3.4. Create HTTP listeners for load balancers

We will create HTTP and HTTPS listeners for load balancers. HTTP listener will route traffic to HTTPS.

AWSTemplateFormatVersion: 2010-09-09
Description: An ECS, ECR, ALB and cloudfront stack
    
Resources:
  # http (port:80) listener redirects to https
  HTTPListener:
    Type: "AWS::ElasticLoadBalancingV2::Listener"
    Properties:
      DefaultActions:
        - 
          Order: 1
          RedirectConfig: 
            Protocol: "HTTPS"
            Port: "443"
            StatusCode: "HTTP_301" #redirect from http to https
          Type: "redirect"
      LoadBalancerArn: !Ref ApplicationLoadBalancer  #load balancer reference
      Port: 80
      Protocol: HTTP
  
  # https (port:443) listener with ssl certificate
  HTTPSListener: 
    Type: "AWS::ElasticLoadBalancingV2::Listener"
    Properties:
      LoadBalancerArn: !Ref ApplicationLoadBalancer #load balancer reference
      Port: 443
      Protocol: "HTTPS"
      SslPolicy: "ELBSecurityPolicy-TLS-1-2-Ext-2018-06"
      Certificates: 
        - CertificateArn: < CERTIFICATE-ARN >  #created using AWS cerificate manager
      DefaultActions: 
        - 
          Order: 1
          TargetGroupArn: !Ref TargetGroup #target group reference
          Type: "forward"

3.5. Create Application Load Balancer

Application Load Balancer with HTTP and HTTPS listeners will create DNS and we can point that DNS to our domain.

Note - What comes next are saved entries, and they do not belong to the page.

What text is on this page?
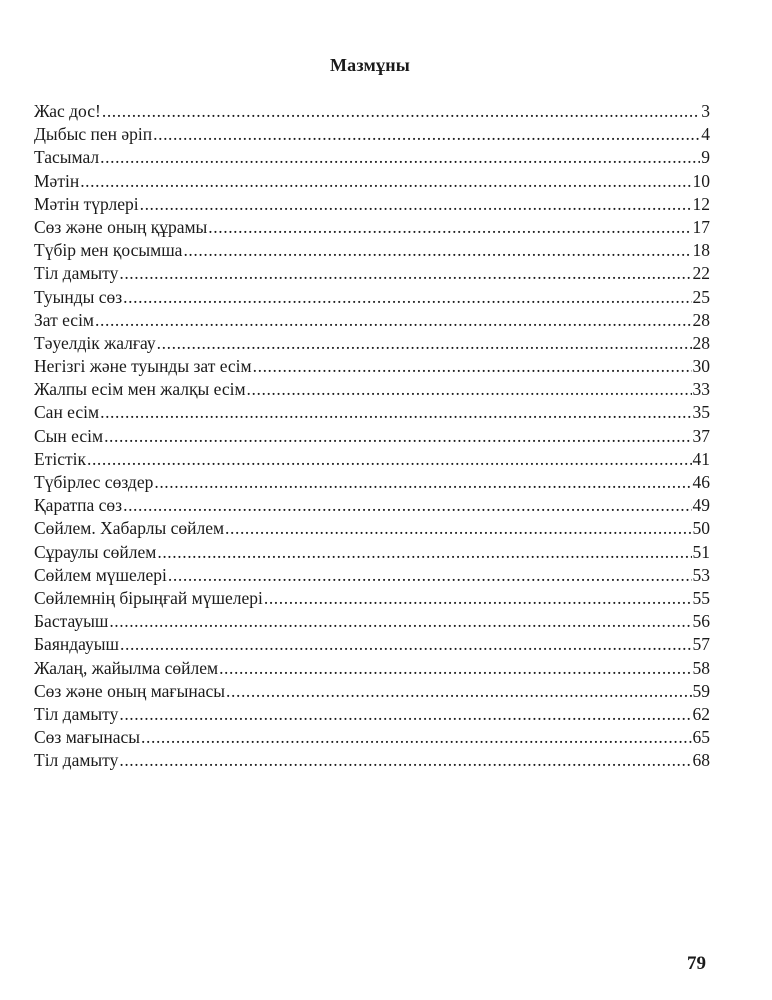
Мазмұны
Жас дос! .....	3
Дыбыс пен әріп .....	4
Тасымал .....	9
Мәтін .....	10
Мәтін түрлері .....	12
Сөз және оның құрамы .....	17
Түбір мен қосымша .....	18
Тіл дамыту .....	22
Туынды сөз .....	25
Зат есім .....	28
Тәуелдік жалғау .....	28
Негізгі және туынды зат есім .....	30
Жалпы есім мен жалқы есім .....	33
Сан есім .....	35
Сын есім .....	37
Етістік .....	41
Түбірлес сөздер .....	46
Қаратпа сөз .....	49
Сөйлем. Хабарлы сөйлем .....	50
Сұраулы сөйлем .....	51
Сөйлем мүшелері .....	53
Сөйлемнің бірыңғай мүшелері .....	55
Бастауыш .....	56
Баяндауыш .....	57
Жалаң, жайылма сөйлем .....	58
Сөз және оның мағынасы .....	59
Тіл дамыту .....	62
Сөз мағынасы .....	65
Тіл дамыту .....	68
79
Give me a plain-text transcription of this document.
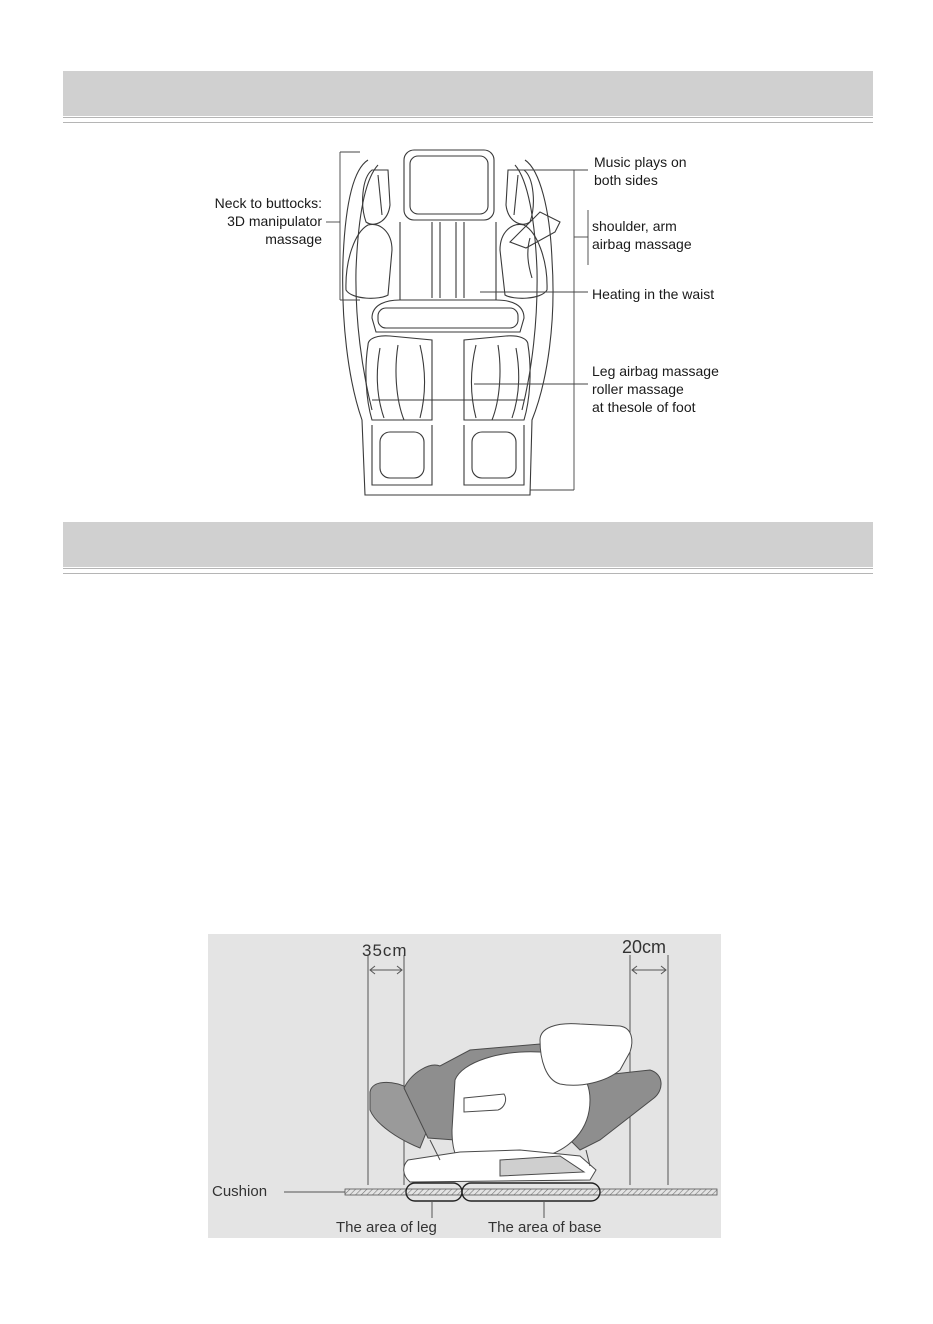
Neck to buttocks:
3D manipulator
massage
Music plays on
both sides
shoulder, arm
airbag massage
Heating in the waist
Leg airbag massage
roller massage
at thesole of foot
35cm	20cm
Cushion
The area of leg	The area of base
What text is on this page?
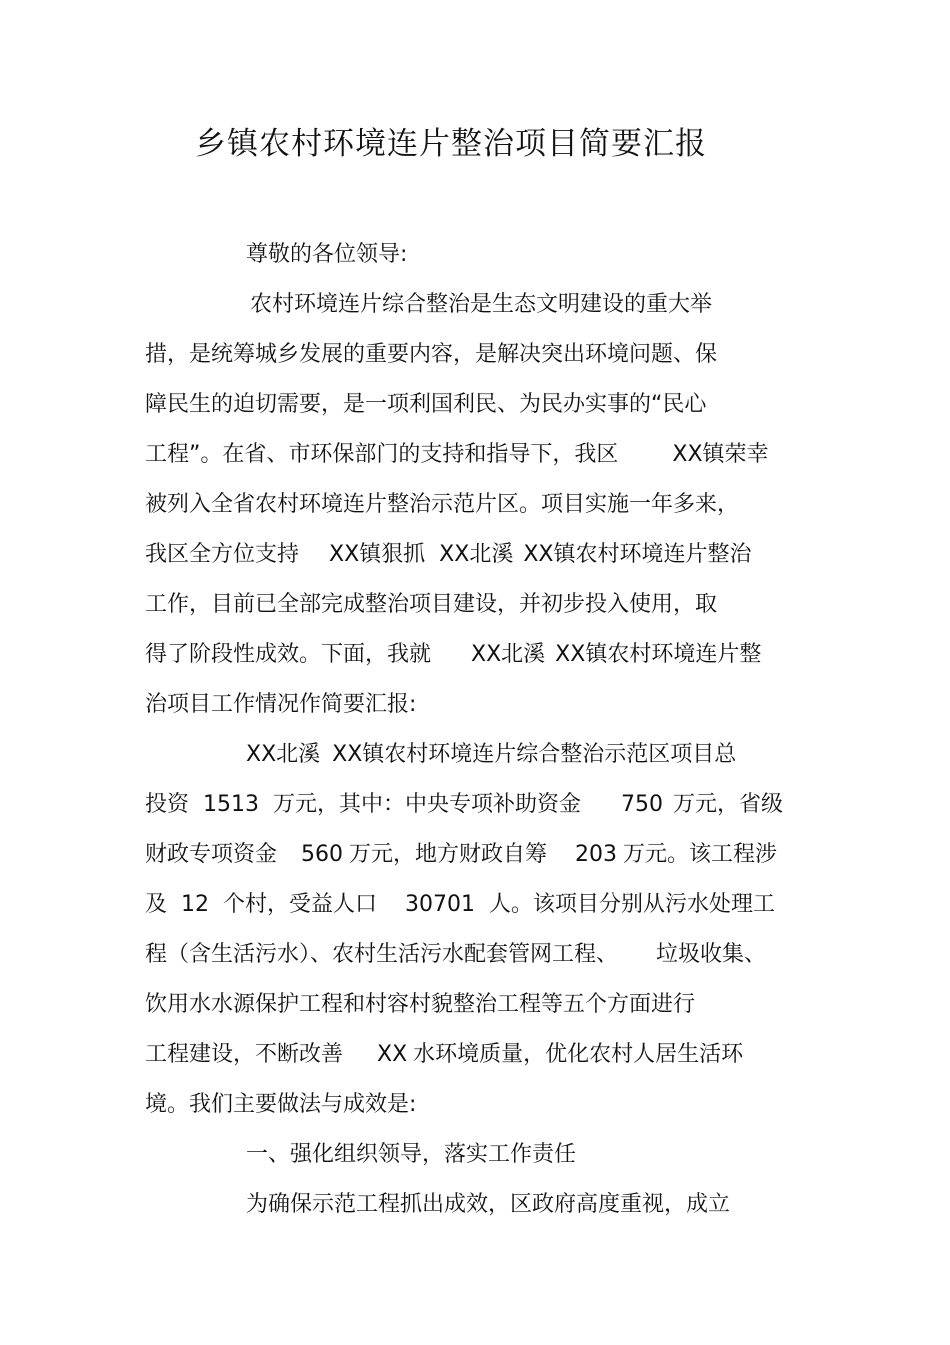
乡镇农村环境连片整治项目简要汇报
尊敬的各位领导:
农村环境连片综合整治是生态文明建设的重大举
措，是统筹城乡发展的重要内容，是解决突出环境问题、保
障民生的迫切需要，是一项利国利民、为民办实事的“民心
工程”。在省、市环保部门的支持和指导下，我区 XX镇荣幸
被列入全省农村环境连片整治示范片区。项目实施一年多来，
我区全方位支持 XX镇狠抓 XX北溪 XX镇农村环境连片整治
工作，目前已全部完成整治项目建设，并初步投入使用，取
得了阶段性成效。下面，我就 XX北溪 XX镇农村环境连片整
治项目工作情况作简要汇报:
XX北溪 XX镇农村环境连片综合整治示范区项目总
投资 1513 万元，其中：中央专项补助资金 750 万元，省级
财政专项资金 560 万元，地方财政自筹 203 万元。该工程涉
及 12 个村，受益人口 30701 人。该项目分别从污水处理工
程（含生活污水）、农村生活污水配套管网工程、 垃圾收集、
饮用水水源保护工程和村容村貌整治工程等五个方面进行
工程建设，不断改善 XX 水环境质量，优化农村人居生活环
境。我们主要做法与成效是:
一、强化组织领导，落实工作责任
为确保示范工程抓出成效，区政府高度重视，成立
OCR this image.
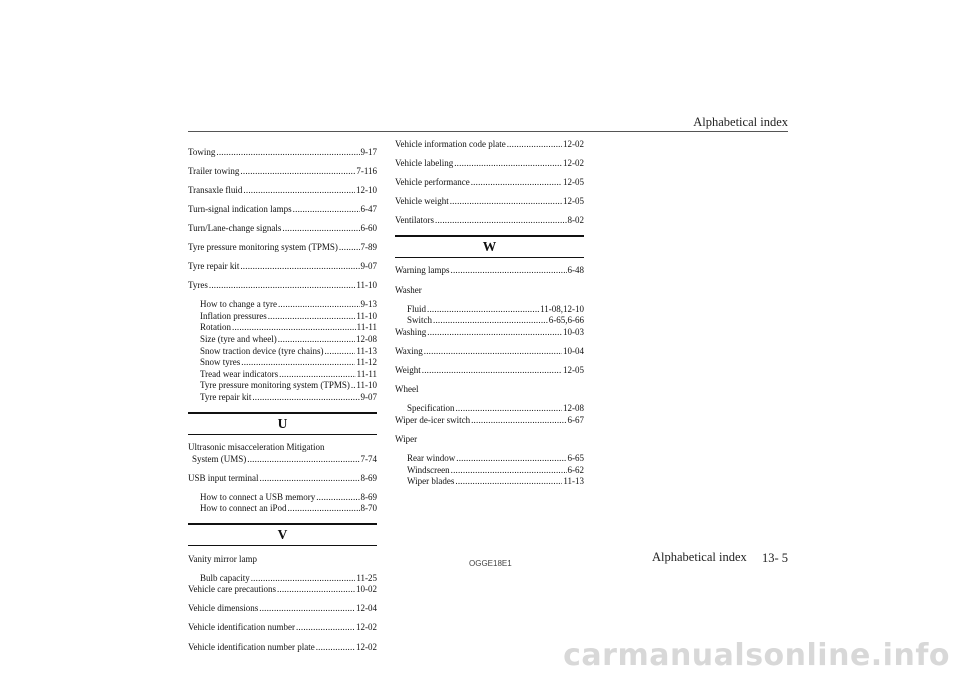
Alphabetical index
Towing .....	9-17
Trailer towing .....	7-116
Transaxle fluid .....	12-10
Turn-signal indication lamps .....	6-47
Turn/Lane-change signals .....	6-60
Tyre pressure monitoring system (TPMS) .....	7-89
Tyre repair kit .....	9-07
Tyres .....	11-10
How to change a tyre .....	9-13
Inflation pressures .....	11-10
Rotation .....	11-11
Size (tyre and wheel) .....	12-08
Snow traction device (tyre chains) .....	11-13
Snow tyres .....	11-12
Tread wear indicators .....	11-11
Tyre pressure monitoring system (TPMS) ..... 11-10
Tyre repair kit .....	9-07
U
Ultrasonic misacceleration Mitigation
System (UMS) .....	7-74
USB input terminal .....	8-69
How to connect a USB memory .....	8-69
How to connect an iPod .....	8-70
V
Vanity mirror lamp
Bulb capacity .....	11-25
Vehicle care precautions .....	10-02
Vehicle dimensions .....	12-04
Vehicle identification number .....	12-02
Vehicle identification number plate .....	12-02
Vehicle information code plate .....	12-02
Vehicle labeling .....	12-02
Vehicle performance .....	12-05
Vehicle weight .....	12-05
Ventilators .....	8-02
W
Warning lamps .....	6-48
Washer
Fluid .....	11-08,12-10
Switch .....	6-65,6-66
Washing .....	10-03
Waxing .....	10-04
Weight .....	12-05
Wheel
Specification .....	12-08
Wiper de-icer switch .....	6-67
Wiper
Rear window .....	6-65
Windscreen .....	6-62
Wiper blades .....	11-13
OGGE18E1	Alphabetical index 13- 5
carmanualsonline.info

The flow of running the app is like this,

Domain(https://example.com) — ELB DNS — Target Group — AWS Service

AWSTemplateFormatVersion: 2010-09-09
Description: An ECS, ECR, ALB and cloudfront stack
    
Resources:          
   ApplicationLoadBalancer:
    Type: "AWS::ElasticLoadBalancingV2::LoadBalancer"
    Properties:
      Name: < APPLICATION_LOAD-BALANCER_NAME >
      Subnets:   #can add multiple subnet ids
        - <SUBNET-ID-1>
        - <SUBNET-ID-2>
      Type: application
      SecurityGroups:
        - !GetAtt ApplicationLBSecurityGroup.GroupId #security group id

3.6. Create an ECS cluster

A cluster is used to run Task definition using services.


AWSTemplateFormatVersion: 2010-09-09
Description: An ECS, ECR, ALB and cloudfront stack
    
Resources:
  ECSCluster:
    Type: "AWS::ECS::Cluster"
    Properties:
      ClusterName: < CLUSTER-NAME >

3.7. Create Task definition

Task definition refers ECR Image that we have pushed in the second step.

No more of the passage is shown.